In the long battle for naloxone liberation, the FDA guidance represents harm reduction’s third major innovation: interpreting state-wide standing orders for harm reduction purposes, a template that began with Massachusetts in 2007 and has since been enacted by all 50 states, DC and Puerto Rico; negotiating the historic 2012 deal that made naloxone affordable and accessible through what was then the Buyers Club and today is Remedy Alliance; and now authorizing harm reduction groups buying naloxone in bulk to bypass wholesale distribution restrictions. All that’s left is to take down the prescription status itself.
“This is intentionally meant to be a free-market deregulation kind of guidance,” Dasgupta told Filter. “Naloxone has been effectively a monopoly, with a couple of generic manufacturers, and the purchasing power of harm reduction programs has been sidelined by the high costs. And the corporate focus on the nasal spray.”

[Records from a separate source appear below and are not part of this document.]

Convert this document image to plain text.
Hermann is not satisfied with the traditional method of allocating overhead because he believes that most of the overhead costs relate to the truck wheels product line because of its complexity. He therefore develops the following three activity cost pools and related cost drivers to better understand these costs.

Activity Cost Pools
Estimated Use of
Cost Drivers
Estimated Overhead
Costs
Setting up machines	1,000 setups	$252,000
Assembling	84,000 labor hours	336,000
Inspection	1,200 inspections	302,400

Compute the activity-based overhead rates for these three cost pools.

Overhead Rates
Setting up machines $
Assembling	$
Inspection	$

The thing about the distribution model pioneered by Remedy Alliance is that it’s so low-barrier there will almost certainly be programs that currently get Narcan through their state procurement system, but want to switch to generic naloxone from harm reduction suppliers instead, even though the state systems are free. The inordinate administrative burdens that go along with government-funded Narcan are a strain for pretty much everyone, especially in the most overregulated states like Ohio.
The FDA exemption could potentially mean a shift in momentum away from the overpriced nasal sprays and toward unbranded injectable naloxone—which has been the more effective, more cost-efficient and more humane product all along.
“Not totally sure,” Doe-Simkins said. “But trust and believe that we’re going to work on that.”